Facebook’s blockbuster deal for a 9.9% stake in telco Reliance Jio is inexplicable at best, and alarming at worst. The valuation of $5.7 billion for a minority stake in Jio Platforms, which makes the Reliance-owned company worth nearly $66 billion, comes amid the deepest economic uncertainty of our lifetimes.
It’s a bet on Reliance’s tepid offering: retail. Facebook shareholders ought to sit up and take note. And given Facebook’s data privacy record, Indian users ought to be wary.
Under the deal, Facebook has picked up a minority holding in Jio Platforms to leverage the use of its WhatsApp’s payment application and link that to JioMart and other retail offerings. At 9.99%, it’s a stake which would give Facebook hardly any minority shareholder protection.
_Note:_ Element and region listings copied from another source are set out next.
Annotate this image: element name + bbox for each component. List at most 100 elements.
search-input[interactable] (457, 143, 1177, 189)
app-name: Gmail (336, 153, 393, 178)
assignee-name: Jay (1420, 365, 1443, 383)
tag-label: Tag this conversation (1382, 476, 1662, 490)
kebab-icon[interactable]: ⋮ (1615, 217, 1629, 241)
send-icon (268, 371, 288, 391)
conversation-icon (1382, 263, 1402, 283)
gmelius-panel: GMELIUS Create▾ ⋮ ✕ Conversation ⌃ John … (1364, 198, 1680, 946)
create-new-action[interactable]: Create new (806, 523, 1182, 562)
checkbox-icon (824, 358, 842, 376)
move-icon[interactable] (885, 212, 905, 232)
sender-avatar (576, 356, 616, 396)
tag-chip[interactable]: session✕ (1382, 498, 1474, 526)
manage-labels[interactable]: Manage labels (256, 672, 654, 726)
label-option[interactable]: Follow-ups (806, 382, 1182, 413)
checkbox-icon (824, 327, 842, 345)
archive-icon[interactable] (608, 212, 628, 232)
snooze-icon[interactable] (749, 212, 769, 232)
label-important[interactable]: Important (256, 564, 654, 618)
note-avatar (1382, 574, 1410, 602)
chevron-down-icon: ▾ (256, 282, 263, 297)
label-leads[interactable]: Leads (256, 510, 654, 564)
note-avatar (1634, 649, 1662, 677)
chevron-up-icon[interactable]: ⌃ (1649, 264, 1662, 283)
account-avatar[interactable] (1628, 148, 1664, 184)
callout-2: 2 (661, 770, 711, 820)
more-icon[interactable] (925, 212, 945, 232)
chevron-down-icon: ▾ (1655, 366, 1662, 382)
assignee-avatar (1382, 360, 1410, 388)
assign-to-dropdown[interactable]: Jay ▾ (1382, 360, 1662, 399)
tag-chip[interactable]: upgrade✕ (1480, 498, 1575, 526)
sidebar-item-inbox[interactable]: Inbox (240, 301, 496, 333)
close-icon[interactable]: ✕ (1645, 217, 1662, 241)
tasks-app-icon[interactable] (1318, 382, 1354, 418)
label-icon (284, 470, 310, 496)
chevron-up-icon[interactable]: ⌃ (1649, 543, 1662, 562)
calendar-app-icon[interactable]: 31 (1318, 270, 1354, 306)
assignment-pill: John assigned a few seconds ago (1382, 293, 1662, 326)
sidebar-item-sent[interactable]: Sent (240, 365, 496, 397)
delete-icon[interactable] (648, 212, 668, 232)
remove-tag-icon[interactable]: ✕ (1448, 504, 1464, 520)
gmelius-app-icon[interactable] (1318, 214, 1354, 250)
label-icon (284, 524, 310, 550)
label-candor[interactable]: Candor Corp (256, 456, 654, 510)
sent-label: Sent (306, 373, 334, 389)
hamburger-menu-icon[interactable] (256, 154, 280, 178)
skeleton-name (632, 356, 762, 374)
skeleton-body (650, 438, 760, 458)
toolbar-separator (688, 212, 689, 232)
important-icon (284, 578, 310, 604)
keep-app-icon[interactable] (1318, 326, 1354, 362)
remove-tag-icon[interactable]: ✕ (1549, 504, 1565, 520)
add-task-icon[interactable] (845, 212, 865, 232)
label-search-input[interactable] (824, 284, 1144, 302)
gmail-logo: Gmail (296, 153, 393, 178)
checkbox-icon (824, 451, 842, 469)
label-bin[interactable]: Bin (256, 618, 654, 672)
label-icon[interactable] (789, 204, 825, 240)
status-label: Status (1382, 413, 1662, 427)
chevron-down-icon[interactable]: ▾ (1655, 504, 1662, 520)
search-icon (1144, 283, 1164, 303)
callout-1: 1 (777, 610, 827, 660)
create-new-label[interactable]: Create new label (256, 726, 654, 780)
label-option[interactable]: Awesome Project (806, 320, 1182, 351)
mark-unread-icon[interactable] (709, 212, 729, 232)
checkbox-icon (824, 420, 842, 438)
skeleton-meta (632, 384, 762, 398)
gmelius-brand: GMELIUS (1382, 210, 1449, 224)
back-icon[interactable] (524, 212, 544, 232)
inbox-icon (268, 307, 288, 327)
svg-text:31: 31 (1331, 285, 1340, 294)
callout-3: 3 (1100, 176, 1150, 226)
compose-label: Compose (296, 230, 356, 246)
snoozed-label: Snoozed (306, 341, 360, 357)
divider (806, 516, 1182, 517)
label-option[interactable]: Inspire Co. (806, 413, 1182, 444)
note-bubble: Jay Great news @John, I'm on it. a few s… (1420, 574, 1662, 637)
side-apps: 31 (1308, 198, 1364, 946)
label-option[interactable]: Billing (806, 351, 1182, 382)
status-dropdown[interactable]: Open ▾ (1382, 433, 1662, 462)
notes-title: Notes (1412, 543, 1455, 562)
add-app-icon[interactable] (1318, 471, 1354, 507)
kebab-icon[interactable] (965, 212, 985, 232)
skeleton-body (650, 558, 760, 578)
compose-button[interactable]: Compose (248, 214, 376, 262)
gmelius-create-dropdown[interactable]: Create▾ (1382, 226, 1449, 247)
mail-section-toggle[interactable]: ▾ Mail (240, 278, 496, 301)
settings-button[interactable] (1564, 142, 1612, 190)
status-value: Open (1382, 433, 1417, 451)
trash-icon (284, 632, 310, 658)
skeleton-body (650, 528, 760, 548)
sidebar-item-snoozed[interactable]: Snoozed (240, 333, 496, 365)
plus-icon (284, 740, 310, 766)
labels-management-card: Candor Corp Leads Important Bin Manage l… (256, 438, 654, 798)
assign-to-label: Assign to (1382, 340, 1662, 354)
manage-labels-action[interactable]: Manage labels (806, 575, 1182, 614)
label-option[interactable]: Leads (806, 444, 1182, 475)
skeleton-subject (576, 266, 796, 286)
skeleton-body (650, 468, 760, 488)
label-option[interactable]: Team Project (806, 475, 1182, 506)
That typically kicks in at the 10% mark, according to the Companies Act 2013. While WhatsApp’s Pay is still in the rollout phase, WhatsApp itself has 400 million captive users in India, which is more than the 388 million subscribers Jio has.
Reliance has never held a reputation for being soft on competition. Historically, very little has stood in the way of the conglomerate’s ambition. Facebook, too, has had its share of controversies.
Once you brush aside concerns of an uneasy partnership between two giants, what’s the opportunity on offer? According to both Facebook and Jio, the playbook is the ecommerce opportunity in India.
Some of this will come from linking the Whats-App payment service to JioMart. JioMart is an ecommerce platform to link small mom-and-pop stores in India. As it stands, JioMart can, at best, be described as a fledgling effort, much less a full-fledged offer.
It has services in all of three areas of Mumbai, according to its website. Given that, Facebook’s bet on a rich ecommerce future is riddled with many ifs and buts. In the post-Covid-19 world, when India reopens for business, ecommerce is expected to gain traction.
Still, we all know the economy will be a write-off everywhere in the world for a few years to come, shattered by unprecedented jobs losses from the lockdown. India isn’t escaping any of this, and the ordinary folks that make up Jio’s customer base are unlikely to be spending much.
Jio’s customers were won over a promise of free voice calls for life, tiny fees for data use, and smartphones for .`1,500. Jio is swimming with the bottom of the pyramid. It’s easy to conclude that this segment of users will be hardest hit during the impending economic squeeze.
Facebook must justify its rush to fork out nearly $6 billion for a slice of a company whose valuations could take a knocking, while everyone else is likely to go bottom-fishing.
Millions of Indian already pay for goods and services using a slew of apps, from the government’s RuPay to privately owned Paytm — which the gorilla demonetisation drive thrust on them.
Several of the small shops that Jio hopes to link have been using these platforms since 2016. There might be little incentive to switch, and any attempts to introduce exclusive services might invite anti-monopoly scrutiny, given the user base of Facebook and Jio. Besides, Reliance’s track record in retail hasn’t been inspiring.
It has formidable rivals in the ecommerce space with Walmart and Amazon, with deep enough pockets to compete. Facebook will also need to assure WhatsApp users, where the most candid exchanges happen, that none of the user information will be shared with Jio, or any other agency.
That’s a tall ask, given Facebook paid $5 billion for privacy breaches to regulators just last year, for sharing user information with Cambridge Analytica to allegedly influence the US elections.
In a robust democracy the size of India, the marriage of Facebook’s WhatsApp, available in multiple Indian languages, with the country’s largest telco is bad news on that count. This deal, despite its dazzle, is a puzzle that fits poorly as an ecommerce play. Indian citizens must be wary of what it portends, as must the regulator.